The firm was pioneering credit default swaps, contracts that work like insurance to reimburse investors if a borrower fails to pay up. It was also in the midst of mergers and acquisitions that would culminate in 2004 with its combination with Mr Dimon’s Bank One Corp.

That year, JPMorgan’s results in fixed income faltered. When Mr Barnum’s team lost a bundle, his name was added to a list of dismissals as the bank set out to restructure the unit. He sent his co-workers a tongue-in-cheek farewell e-mail recommending that they closely study the career of Josef Stalin’s henchman Lavrentiy Beria and get really good at PowerPoint.

Mr Barnum was soon snapped up by BlueMountain, which named him head of its London office in 2005. The next year, the fund took a bath on wrong-way credit bets linked to Liberty Global’s Cablecom, prompting another ouster for him. In a statement at the time, a senior BlueMountain executive said his exit was “mutually agreed”.

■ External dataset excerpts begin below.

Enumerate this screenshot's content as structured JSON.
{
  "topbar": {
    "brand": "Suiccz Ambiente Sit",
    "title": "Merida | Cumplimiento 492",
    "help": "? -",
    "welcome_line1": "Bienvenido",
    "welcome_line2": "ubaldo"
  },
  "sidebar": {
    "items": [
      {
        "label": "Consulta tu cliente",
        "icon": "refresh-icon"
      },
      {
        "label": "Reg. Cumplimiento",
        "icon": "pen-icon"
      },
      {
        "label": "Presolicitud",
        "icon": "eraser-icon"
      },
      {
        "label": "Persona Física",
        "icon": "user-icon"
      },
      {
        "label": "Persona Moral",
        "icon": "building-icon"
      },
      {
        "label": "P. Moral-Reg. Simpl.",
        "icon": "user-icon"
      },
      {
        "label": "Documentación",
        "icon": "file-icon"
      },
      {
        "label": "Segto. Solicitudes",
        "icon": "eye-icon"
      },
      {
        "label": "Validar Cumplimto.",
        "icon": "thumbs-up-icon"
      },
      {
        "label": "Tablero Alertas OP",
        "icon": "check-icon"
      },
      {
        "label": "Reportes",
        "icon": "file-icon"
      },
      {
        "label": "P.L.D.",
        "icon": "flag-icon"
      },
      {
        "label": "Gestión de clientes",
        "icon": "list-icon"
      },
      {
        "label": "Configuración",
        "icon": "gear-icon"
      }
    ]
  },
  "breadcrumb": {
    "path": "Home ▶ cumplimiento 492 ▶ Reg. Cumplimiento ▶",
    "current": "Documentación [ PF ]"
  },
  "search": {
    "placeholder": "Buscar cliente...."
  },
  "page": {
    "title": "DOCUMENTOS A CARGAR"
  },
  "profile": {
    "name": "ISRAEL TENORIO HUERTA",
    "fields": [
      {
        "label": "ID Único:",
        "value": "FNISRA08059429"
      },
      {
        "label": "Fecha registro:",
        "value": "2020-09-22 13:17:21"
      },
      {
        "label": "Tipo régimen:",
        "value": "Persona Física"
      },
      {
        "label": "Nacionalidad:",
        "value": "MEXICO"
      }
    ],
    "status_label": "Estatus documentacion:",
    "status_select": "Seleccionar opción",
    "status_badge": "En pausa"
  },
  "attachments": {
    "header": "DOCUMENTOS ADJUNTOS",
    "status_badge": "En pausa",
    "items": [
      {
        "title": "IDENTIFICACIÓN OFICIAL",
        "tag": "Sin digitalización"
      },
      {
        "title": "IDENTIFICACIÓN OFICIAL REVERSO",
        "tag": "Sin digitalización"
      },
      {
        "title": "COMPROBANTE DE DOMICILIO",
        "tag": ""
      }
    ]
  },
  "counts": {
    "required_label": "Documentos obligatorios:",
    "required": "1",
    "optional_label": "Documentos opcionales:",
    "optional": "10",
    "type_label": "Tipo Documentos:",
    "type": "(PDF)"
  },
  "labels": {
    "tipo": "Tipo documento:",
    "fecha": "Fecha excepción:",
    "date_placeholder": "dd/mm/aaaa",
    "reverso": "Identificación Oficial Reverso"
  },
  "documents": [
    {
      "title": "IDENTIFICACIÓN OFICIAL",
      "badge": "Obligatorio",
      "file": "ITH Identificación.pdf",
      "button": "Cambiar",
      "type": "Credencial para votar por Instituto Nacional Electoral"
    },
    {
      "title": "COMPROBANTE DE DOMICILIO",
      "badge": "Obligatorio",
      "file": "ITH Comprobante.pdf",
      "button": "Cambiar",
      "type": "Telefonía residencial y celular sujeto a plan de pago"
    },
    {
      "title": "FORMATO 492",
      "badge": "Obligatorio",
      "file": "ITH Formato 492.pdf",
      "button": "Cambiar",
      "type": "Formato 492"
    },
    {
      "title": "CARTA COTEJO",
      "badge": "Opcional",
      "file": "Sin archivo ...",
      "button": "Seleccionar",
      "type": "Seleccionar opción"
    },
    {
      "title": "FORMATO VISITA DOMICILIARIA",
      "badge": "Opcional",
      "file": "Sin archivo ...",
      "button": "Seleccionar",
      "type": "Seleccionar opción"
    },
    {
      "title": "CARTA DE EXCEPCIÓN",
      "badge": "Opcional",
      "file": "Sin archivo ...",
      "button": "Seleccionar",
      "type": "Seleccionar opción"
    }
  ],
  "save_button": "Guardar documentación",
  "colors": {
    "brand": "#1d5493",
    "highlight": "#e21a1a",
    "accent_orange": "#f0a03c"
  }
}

Then came the uncanny turnaround. JPMorgan gave him a second chance and a new mission: Instead of making wagers himself, he would use his trading experience and the lessons he learnt to help oversee businesses, spot risks and head off trouble. In 2007, he rejoined JPMorgan, right as two of Bear Stearns’ hedge funds were blowing up.

By 2010, he was indispensable to his bosses and on the rise, having helped the firm dodge bullets from the financial crisis. Two years later, he became CFO of the global markets division, and the following year was elevated to finance chief of the entire corporate and investment bank.

He also helped clean up one of Mr Dimon’s biggest headaches – the so-called London Whale trading scandal, in which a group that was supposed to oversee the bank’s excess cash lost billions on botched credit default swap bets. JPMorgan’s antagonist in the debacle happened to be BlueMountain, Mr Barnum’s former employer. The lender ended up relying on the hedge fund to help resolve the positions and put the issue to rest.

Mr Pinto, who oversees the firm’s investment bank, was named to become the sole president and chief operating officer at the end of the year. And, in the same announcement, Mr Dimon elevated Mr Barnum to CFO.

Some are keen to see how Mr Barnum interacts with analysts and investors. He’s known to love a good debate, and is rarely at a loss for words.

“He’s the kind of guy, you would be sitting at a dinner table and talking about Russian politics in 1913, and he would still know more about it than you,” said Mr Shahraab Ahmad, who worked for him during his first stint at JPMorgan.